Memory care options.
If an aging senior has been diagnosed with some type of memory related issue, like a traumatic brain injury, dementia, or Alzheimer’s (which is a form of dementia), a memory care assisted living community would be a wonderful option to consider.
The more experienced staff members have in supporting aging seniors with memory related challenges, the more effective they become at helping them remain calm, safe, and still pursue a high quality of life, as much as is possible given the advancement of the memory loss.
Respite care options.
Some assisted living facilities do provide respite care services. This means an aging senior might be able to stay overnight at the facility then return home in the morning.

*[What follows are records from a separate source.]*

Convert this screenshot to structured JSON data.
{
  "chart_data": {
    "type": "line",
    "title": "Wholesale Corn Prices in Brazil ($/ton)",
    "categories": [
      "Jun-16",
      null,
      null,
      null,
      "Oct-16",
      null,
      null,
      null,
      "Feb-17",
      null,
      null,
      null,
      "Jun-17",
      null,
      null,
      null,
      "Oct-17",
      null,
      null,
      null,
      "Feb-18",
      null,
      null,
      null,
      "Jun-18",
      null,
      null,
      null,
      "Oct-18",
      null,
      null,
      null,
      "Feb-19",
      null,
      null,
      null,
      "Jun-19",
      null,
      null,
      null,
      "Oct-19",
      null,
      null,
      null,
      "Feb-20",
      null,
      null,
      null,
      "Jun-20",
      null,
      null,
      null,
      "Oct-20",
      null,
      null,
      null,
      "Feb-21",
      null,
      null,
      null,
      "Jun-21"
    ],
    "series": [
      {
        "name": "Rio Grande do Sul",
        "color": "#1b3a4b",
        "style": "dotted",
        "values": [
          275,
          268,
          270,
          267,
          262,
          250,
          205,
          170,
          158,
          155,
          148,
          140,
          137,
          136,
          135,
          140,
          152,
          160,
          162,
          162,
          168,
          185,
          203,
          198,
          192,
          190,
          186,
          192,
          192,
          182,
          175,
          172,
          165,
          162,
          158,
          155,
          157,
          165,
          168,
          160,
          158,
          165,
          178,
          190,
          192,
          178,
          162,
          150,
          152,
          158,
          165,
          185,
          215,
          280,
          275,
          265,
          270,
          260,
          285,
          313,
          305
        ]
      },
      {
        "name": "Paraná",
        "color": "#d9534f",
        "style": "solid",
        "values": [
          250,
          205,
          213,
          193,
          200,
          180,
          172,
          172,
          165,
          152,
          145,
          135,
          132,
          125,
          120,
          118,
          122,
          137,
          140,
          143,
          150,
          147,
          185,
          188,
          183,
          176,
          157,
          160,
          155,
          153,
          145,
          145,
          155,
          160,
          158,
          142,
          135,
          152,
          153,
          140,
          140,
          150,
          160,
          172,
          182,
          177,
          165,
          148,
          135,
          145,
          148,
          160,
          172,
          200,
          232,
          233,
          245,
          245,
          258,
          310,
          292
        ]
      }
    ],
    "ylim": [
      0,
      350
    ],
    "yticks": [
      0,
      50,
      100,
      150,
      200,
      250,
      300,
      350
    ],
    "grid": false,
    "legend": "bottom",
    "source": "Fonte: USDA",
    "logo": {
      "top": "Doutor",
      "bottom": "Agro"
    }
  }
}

They may also be able to stay for a few days and nights during the week, which could be perfect for giving their family caregiver a much needed break or to focus on their own responsibilities.
An aging senior may also be able to stay for a week or two at a time, maybe even a month if their family caregiver or other support system is going on vacation, has to travel for work, or has other things to take care of.
These are just a few quick examples of the different levels and types of care you might find at assisted living. Contact a facility directly and take a tour, and be certain to ask pointed questions on that tour so you know precisely what they provide.